Marie-Christine Broillet e colleghi hanno accertato che la struttura chimica del ferormone di allarme murino studiato, presenta degli elementi simili a quelli dei composti volatili contenenti zolfo rilasciati dai predatori carnivori. In altri termini, la segnalazione del pericolo che genera paura avviene attraverso due vie diverse, ma i due tipi di segnale, quello che appartiene al predatore e come traccia di identità ne indica la presenza, e quello rilasciato da un individuo della stessa specie in condizioni di stress/paura, sono costituiti da due tipi di molecole che condividono parti della conformazione strutturale.

Su questa base, si comprende l’affermazione dei ricercatori secondo cui questo dato non solo rivela la presenza di un Leitmotiv chimico sottostante la segnalazione biologica della paura, ma indica un doppio ruolo per il ganglio di Grueneberg come mediatore della comunicazione della paura, sia nel processo intraspecifico sia in quello interspecifico.

 

L’autrice ringrazia il dottor Lorenzo L. Borgia per la collaborazione e invita alla lettura delle recensioni di lavori di argomento connesso che compaiono nelle “Note e Notizie” (utilizzare il motore interno nella pagina “CERCA” del sito).

 

Nicole Cardon

BM&L-16 marzo 2013

www.brainmindlife.org

 

 

 

 

 

 

 

 

 

 

 

 

 



[1] Si veda, anche per approfondimenti sulla mediazione chimica della comunicazione sociale nei mammiferi: Steven D. Munger & Giuseppe Perrella, Olfaction and social communication. BM&L-International & BM&L-Italia, Firenze 2013 [Cfr. Munger S. D., Molecular Basis of Olfaction and Taste (Box: Olfaction and social communication), in Brady, Siegel, Albers, Price, Basic Neurochemistry, pp. 909-910, Elsevier Academic Press, 2013].

[2] Si veda Stower & Logan (2010) in Steven D. Munger & Giuseppe Perrella, op. cit., e in Brady, Siegel, Albers, Price, Basic Neurochemistry, p. 909, Elsevier Academic Press, 2013.

[3] Come notato di recente da G. Perrella (comunicazione orale, Firenze 25-01-13), anche il sistema olfattivo principale rileva stimoli sociali. Ad esempio, i neuroni sensoriali dell’olfatto che esprimono l’enzima guanilil-ciclasi GC-D, sono altamente sensibili ad un odore sociale presente nell’aria espirata dai mammiferi (carbon disulfide) che, accoppiato all’odore di un cibo ingerito, crea una memoria positiva, importante in chiave evoluzionistica: quel cibo sicuramente non è velenoso perché il suo odore proviene da un animale vivo e respirante e, in quanto scelto sulla base di memorie genetiche ed apprese da un esemplare della stessa specie, con alta probabilità possiede qualità metabolicamente e fisiologicamente ottimali.
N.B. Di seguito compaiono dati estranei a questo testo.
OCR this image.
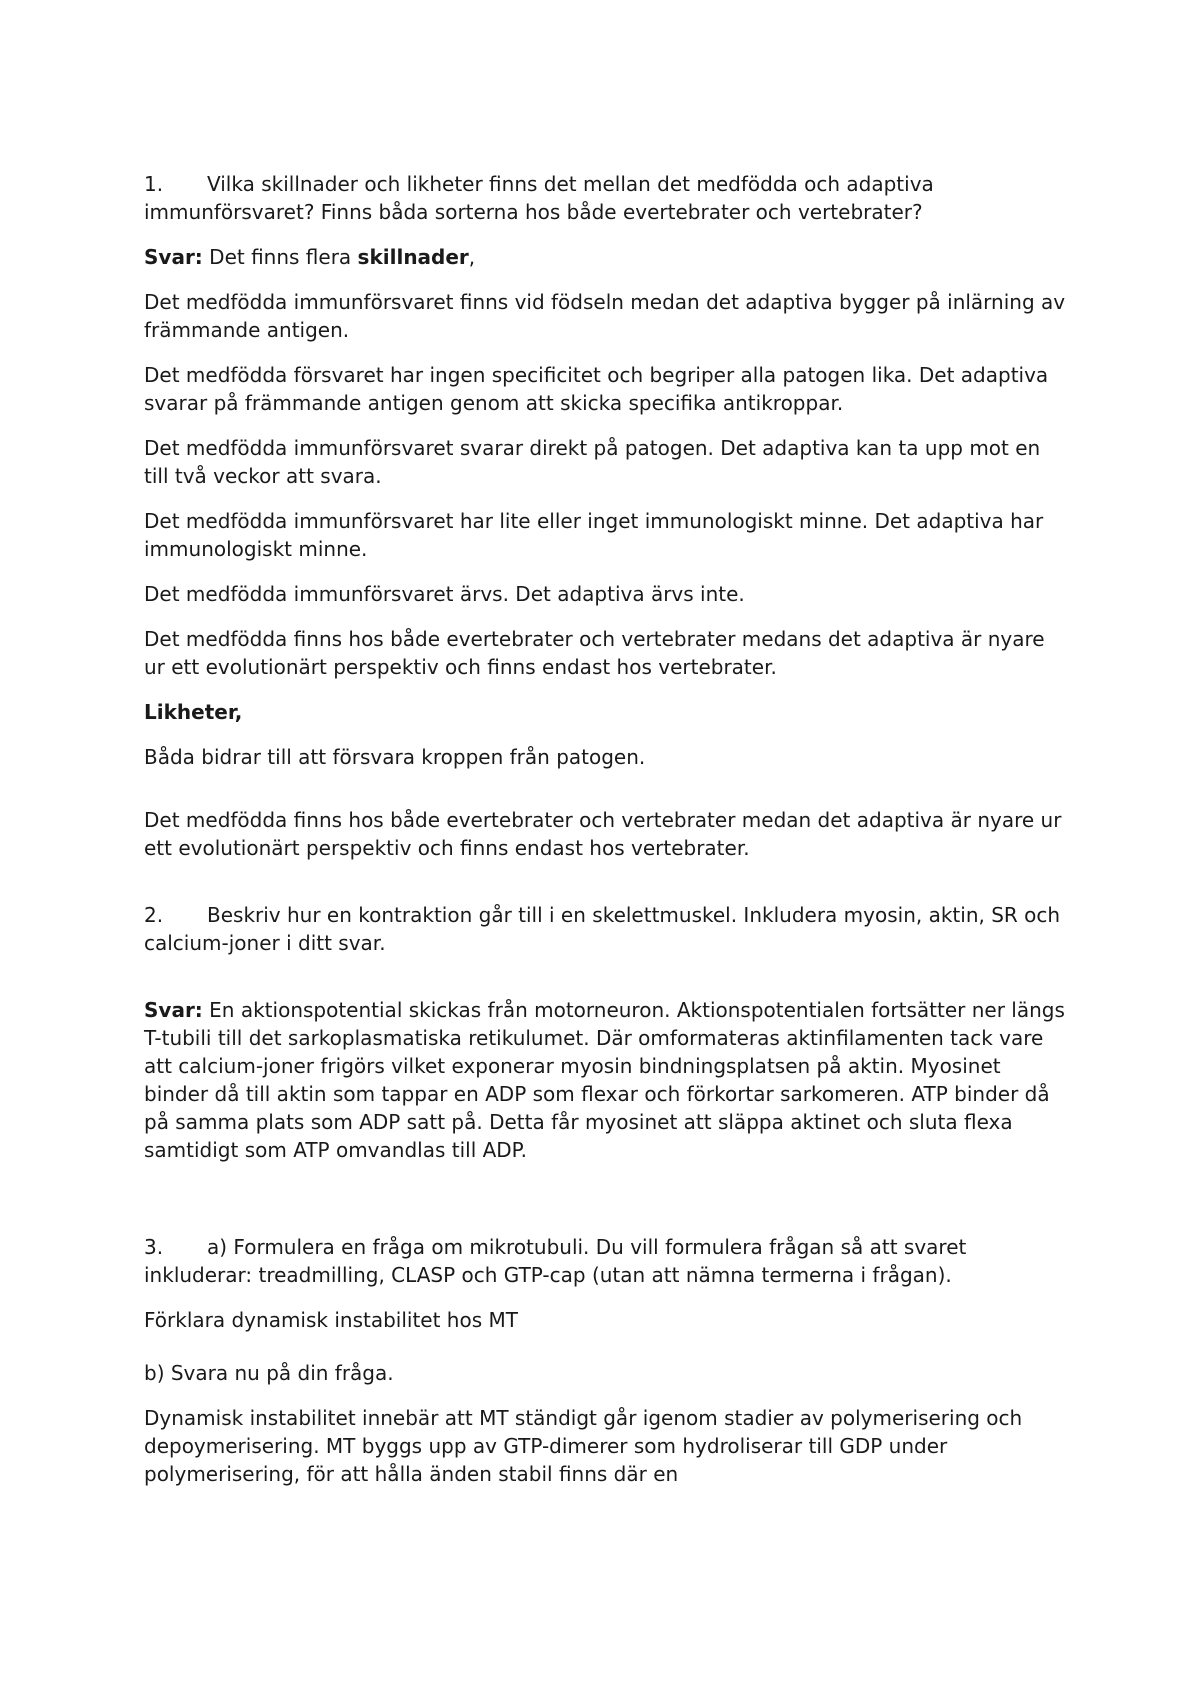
1. Vilka skillnader och likheter finns det mellan det medfödda och adaptiva immunförsvaret? Finns båda sorterna hos både evertebrater och vertebrater?

Svar: Det finns flera skillnader,

Det medfödda immunförsvaret finns vid födseln medan det adaptiva bygger på inlärning av främmande antigen.

Det medfödda försvaret har ingen specificitet och begriper alla patogen lika. Det adaptiva svarar på främmande antigen genom att skicka specifika antikroppar.

Det medfödda immunförsvaret svarar direkt på patogen. Det adaptiva kan ta upp mot en till två veckor att svara.

Det medfödda immunförsvaret har lite eller inget immunologiskt minne. Det adaptiva har immunologiskt minne.

Det medfödda immunförsvaret ärvs. Det adaptiva ärvs inte.

Det medfödda finns hos både evertebrater och vertebrater medans det adaptiva är nyare ur ett evolutionärt perspektiv och finns endast hos vertebrater.

Likheter,

Båda bidrar till att försvara kroppen från patogen.

Det medfödda finns hos både evertebrater och vertebrater medan det adaptiva är nyare ur ett evolutionärt perspektiv och finns endast hos vertebrater.

2. Beskriv hur en kontraktion går till i en skelettmuskel. Inkludera myosin, aktin, SR och calcium-joner i ditt svar.

Svar: En aktionspotential skickas från motorneuron. Aktionspotentialen fortsätter ner längs T-tubili till det sarkoplasmatiska retikulumet. Där omformateras aktinfilamenten tack vare att calcium-joner frigörs vilket exponerar myosin bindningsplatsen på aktin. Myosinet binder då till aktin som tappar en ADP som flexar och förkortar sarkomeren. ATP binder då på samma plats som ADP satt på. Detta får myosinet att släppa aktinet och sluta flexa samtidigt som ATP omvandlas till ADP.

3. a) Formulera en fråga om mikrotubuli. Du vill formulera frågan så att svaret inkluderar: treadmilling, CLASP och GTP-cap (utan att nämna termerna i frågan).

Förklara dynamisk instabilitet hos MT

b) Svara nu på din fråga.

Dynamisk instabilitet innebär att MT ständigt går igenom stadier av polymerisering och depoymerisering. MT byggs upp av GTP-dimerer som hydroliserar till GDP under polymerisering, för att hålla änden stabil finns där en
[4] Inclusi la maggior parte dei geni dei recettori vomeronasali, i geni codificanti GC-D e il canale di trasduzione TRPC2.

[5]Note e Notizie 10-08 Il Ganglio di Grueneberg rileva il segnale di allarme” (recensione di Cardon N. per BM&L-Italia di “Brechbühl J., Klaey M. & Broillet M.-C. Grueneberg ganglion cells mediate alarm pheromone detection in mice. Science 321, 1092-1095, 2008”). Lo scritto include una descrizione delle cellule “GG” che costituiscono il ganglio.